Cyprus Mail

Swiss plough ahead with skiing despite neighbours’ fears

Ski Lifts Closed Due To Coronavirus Restrictions In Chatel, France
A closed chairlift is under the snow

Swiss ski resorts are ploughing ahead with preparations for the year-end holiday season despite pressure from neighbouring Italy, France and Germany to shut until the latest coronavirus wave passes.

Health Minister Alain Berset has proposed limits on the capacity of ski lifts at Christmas and the New Year, but lift operators and mountain regions who already expect many foreign visitors to stay away during the festive period bristle at added restrictions.

Verbier Mayor Eloi Rossier acknowledged feeling the heat from other countries, but said that his town’s ski economy was too important to simply call off the season, especially given measures the resort was taking to keep people safe.

He expects up to 45,000 people over Christmas and New Year, fewer than normal due to “a lot of cancellations.

“There is an economic aspect that we cannot deny, it is extremely important,” Rossier said. “But it is not skiing that’s dangerous for transmitting the virus, but the stuff that comes after skiing, the apres-ski.
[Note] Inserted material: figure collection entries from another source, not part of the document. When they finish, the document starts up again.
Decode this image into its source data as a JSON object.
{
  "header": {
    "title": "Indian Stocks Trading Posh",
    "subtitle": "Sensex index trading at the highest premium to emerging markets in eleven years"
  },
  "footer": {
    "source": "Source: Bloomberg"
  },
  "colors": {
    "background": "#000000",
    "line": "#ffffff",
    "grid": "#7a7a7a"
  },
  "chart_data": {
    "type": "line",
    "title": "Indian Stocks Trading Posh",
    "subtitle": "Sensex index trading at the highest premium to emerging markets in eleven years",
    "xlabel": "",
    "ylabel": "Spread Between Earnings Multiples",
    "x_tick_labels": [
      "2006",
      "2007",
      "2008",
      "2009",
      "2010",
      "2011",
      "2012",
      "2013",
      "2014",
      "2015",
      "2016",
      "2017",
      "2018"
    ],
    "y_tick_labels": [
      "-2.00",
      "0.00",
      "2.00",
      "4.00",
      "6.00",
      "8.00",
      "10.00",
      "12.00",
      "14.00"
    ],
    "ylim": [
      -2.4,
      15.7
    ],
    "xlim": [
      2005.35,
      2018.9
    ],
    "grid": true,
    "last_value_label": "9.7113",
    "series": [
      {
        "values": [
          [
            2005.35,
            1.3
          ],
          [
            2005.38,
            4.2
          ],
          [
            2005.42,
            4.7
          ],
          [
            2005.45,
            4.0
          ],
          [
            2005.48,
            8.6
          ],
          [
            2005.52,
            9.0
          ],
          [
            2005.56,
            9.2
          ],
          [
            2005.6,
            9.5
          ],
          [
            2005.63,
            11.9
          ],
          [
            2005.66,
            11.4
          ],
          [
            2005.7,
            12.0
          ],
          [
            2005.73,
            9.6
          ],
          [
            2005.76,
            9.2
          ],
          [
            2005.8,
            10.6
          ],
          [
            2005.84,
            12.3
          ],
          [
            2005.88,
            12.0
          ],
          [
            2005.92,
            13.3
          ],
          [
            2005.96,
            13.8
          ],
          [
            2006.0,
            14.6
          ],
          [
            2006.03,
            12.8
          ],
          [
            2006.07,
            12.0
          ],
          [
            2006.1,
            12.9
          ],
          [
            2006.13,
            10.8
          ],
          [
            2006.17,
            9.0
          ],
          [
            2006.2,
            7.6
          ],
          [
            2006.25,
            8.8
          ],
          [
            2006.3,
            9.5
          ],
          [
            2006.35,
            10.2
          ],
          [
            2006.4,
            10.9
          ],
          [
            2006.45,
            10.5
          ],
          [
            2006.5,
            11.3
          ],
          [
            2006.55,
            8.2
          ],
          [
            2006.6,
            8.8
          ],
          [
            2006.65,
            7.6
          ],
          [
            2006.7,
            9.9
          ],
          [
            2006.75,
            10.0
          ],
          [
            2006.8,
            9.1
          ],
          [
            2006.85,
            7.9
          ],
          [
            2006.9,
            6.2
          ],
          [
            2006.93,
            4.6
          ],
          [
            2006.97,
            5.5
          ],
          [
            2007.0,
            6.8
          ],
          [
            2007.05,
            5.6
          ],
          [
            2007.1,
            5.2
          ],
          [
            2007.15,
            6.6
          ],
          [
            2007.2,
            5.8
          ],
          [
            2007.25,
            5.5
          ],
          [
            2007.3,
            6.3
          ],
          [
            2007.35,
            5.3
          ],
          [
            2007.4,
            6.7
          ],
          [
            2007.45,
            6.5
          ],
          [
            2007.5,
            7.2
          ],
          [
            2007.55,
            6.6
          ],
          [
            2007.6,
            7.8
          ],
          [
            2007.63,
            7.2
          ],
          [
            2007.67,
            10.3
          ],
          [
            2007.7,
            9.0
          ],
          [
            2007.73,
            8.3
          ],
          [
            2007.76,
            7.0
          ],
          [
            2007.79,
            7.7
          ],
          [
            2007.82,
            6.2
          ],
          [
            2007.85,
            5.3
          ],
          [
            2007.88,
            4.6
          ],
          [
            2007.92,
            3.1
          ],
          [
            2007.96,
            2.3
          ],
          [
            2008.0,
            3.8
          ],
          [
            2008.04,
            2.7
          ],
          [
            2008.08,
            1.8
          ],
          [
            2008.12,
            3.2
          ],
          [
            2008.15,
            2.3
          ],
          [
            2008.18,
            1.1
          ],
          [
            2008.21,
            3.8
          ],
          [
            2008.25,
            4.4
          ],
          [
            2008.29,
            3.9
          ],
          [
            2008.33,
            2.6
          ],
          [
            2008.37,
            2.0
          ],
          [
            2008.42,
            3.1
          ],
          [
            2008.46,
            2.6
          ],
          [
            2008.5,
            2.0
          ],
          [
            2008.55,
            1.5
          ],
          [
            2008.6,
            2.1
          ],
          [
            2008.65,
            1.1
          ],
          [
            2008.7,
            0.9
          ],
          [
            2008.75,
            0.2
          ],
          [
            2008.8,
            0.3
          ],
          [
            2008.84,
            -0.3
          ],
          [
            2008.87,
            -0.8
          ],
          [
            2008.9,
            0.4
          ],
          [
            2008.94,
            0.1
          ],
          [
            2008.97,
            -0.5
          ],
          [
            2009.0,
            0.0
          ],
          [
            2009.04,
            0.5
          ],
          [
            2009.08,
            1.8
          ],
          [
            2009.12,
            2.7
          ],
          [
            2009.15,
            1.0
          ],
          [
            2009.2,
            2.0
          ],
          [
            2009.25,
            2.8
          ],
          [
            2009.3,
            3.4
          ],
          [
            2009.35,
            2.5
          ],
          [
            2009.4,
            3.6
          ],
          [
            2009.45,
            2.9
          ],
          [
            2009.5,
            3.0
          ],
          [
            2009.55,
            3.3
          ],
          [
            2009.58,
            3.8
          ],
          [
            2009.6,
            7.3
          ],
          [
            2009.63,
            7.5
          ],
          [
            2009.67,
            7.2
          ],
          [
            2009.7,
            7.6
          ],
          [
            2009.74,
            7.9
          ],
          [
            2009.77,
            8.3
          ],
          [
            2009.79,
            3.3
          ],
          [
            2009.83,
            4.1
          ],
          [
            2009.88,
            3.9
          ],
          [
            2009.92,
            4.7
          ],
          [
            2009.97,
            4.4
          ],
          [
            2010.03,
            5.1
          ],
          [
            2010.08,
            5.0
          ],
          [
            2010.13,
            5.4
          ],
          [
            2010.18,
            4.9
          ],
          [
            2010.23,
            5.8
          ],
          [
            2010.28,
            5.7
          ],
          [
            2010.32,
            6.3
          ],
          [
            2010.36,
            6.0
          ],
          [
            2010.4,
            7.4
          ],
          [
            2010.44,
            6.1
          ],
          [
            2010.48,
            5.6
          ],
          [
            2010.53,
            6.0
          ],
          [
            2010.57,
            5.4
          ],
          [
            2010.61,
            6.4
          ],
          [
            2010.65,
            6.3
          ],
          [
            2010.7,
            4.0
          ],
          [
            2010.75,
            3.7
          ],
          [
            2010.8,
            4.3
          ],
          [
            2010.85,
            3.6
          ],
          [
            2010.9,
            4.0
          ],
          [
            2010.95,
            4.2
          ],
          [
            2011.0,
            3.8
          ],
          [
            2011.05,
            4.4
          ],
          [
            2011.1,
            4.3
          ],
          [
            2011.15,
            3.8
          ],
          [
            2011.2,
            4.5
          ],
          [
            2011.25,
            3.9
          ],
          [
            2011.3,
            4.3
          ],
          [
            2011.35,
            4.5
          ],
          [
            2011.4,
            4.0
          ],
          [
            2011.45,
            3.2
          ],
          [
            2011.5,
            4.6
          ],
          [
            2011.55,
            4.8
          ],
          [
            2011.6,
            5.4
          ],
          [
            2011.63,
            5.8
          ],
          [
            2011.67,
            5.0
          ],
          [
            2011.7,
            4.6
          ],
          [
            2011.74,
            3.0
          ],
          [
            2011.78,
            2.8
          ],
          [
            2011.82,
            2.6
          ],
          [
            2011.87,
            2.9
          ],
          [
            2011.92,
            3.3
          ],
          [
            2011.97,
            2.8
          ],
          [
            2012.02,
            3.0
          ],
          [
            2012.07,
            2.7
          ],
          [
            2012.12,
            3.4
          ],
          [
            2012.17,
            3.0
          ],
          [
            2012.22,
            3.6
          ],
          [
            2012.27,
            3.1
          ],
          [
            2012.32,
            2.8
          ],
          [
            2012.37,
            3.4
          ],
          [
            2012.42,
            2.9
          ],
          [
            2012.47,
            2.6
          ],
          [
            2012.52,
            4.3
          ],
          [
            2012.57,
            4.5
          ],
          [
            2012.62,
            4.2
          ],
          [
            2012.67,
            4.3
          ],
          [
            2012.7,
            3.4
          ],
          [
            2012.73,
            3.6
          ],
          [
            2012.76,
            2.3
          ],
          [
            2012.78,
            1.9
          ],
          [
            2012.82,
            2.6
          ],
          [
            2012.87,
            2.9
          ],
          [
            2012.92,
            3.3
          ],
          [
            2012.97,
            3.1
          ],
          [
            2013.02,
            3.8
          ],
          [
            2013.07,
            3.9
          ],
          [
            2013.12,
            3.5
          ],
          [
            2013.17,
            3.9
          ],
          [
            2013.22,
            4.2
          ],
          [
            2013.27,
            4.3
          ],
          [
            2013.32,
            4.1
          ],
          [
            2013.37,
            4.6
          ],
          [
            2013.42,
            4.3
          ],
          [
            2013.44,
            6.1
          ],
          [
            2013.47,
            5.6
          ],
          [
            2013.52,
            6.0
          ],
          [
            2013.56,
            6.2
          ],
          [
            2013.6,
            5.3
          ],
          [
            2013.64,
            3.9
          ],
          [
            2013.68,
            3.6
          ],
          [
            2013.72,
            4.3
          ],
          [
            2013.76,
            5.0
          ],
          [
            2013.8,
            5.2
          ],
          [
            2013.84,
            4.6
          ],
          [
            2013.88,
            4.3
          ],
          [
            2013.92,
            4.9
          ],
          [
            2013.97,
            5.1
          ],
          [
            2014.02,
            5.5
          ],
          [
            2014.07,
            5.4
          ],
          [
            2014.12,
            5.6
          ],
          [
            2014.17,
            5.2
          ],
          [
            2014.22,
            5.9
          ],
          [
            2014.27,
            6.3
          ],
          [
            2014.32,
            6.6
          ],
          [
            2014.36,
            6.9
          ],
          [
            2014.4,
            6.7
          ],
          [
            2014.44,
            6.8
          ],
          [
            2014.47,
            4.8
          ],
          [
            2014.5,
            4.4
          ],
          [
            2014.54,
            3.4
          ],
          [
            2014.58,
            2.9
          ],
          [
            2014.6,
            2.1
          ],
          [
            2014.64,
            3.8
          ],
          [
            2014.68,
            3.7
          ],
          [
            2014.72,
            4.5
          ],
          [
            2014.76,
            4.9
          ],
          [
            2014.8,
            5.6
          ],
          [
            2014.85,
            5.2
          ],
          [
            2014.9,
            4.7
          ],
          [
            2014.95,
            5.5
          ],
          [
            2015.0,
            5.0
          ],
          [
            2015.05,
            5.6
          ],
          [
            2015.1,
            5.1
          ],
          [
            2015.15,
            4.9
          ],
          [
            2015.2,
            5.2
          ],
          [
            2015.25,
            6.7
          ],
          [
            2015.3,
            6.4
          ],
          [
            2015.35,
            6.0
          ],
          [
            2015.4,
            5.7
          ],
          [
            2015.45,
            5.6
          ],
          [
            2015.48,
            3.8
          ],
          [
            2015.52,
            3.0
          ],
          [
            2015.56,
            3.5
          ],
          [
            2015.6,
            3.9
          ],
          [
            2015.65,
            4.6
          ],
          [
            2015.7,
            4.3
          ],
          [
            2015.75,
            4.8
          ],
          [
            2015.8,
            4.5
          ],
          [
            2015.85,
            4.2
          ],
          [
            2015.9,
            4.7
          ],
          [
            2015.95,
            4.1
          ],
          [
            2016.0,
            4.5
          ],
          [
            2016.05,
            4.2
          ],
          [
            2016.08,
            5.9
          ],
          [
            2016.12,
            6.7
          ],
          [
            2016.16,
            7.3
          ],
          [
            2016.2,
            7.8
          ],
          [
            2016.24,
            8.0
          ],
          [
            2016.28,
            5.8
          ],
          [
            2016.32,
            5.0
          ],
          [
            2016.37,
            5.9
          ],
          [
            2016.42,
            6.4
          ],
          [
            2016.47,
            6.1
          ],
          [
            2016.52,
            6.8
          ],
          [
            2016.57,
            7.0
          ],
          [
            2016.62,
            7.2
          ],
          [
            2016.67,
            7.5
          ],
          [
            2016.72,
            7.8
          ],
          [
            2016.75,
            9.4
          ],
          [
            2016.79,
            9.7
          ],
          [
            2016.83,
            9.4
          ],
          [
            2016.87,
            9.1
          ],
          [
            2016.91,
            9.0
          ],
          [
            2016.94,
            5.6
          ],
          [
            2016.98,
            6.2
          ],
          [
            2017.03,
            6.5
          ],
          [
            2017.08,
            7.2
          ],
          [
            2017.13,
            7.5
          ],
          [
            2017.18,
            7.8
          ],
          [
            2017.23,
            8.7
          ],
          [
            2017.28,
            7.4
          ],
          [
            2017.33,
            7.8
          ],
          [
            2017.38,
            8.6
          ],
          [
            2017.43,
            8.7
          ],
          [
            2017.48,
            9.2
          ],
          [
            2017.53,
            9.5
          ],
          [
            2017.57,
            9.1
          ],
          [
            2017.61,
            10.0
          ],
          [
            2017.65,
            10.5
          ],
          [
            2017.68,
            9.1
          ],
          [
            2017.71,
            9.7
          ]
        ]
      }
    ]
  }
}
And here we took extremely strict measures to limit…the risks.”

France, with no skiing before January, plans border checks to deter people, President Emmanuel Macron said, while Germany’s Bavaria state is considering similar spot checks followed by a 14-day quarantine upon return.

Austrian Chancellor Sebastian Kurz was due to present his country’s ski plan on Wednesday. The Swiss government, which has said lifts can stay open if they have strict health measures in place, meets on Friday.

In Verbier in southern Switzerland, lift operator Televerbier was not expecting droves of people, given that foreign visitors who make up as many as half of a typical winter’s crowd are unlikely to travel this year.

“We lost a big part of our clients…from Asia, the Middle East or the Americas, so we don’t think that if the Italians or French remain closed that they will compensate,” Televerbier Chief Executive Laurent Vaucher said.



Vaucher said he had been on the phone with resort managers in Italy and France who are angry over their governments’ decision to shutter skiing.

“They are very offended,” he said. “This catastrophe that is happening to them is already a big issue for the global ski industry.”

Swiss mountain lift industry association president Hans Wicki acknowledged Berset’s aims with the proposed restrictions, which could keep capacity at as low as two-thirds the levels of the busiest days from a year ago.

“But I also understand lift companies that fear for their existence,” Wicki told broadcaster SRF. “I’m personally fighting for them, so I can’t really support Berset’s restrictions.”

He said Swiss ski areas have invested heavily in mask requirements, crowd-busting security and even blasting gondolas with anti-virus fogging devices or germ-zapping ultraviolet light.

Marcus Caduff, in charge of the economy in the mountainous eastern canton of Grisons, said the season had to go ahead.

“This is enormously important for the canton’s economy. Lots of livelihoods depend on this. In many valleys of the canton there is no alternative to tourism,” he told SRF.

The World Health Organization has refrained from telling ski nations what they should do, but warned that airports crowded with would-be skiers and cramped gondolas could lead to new infections.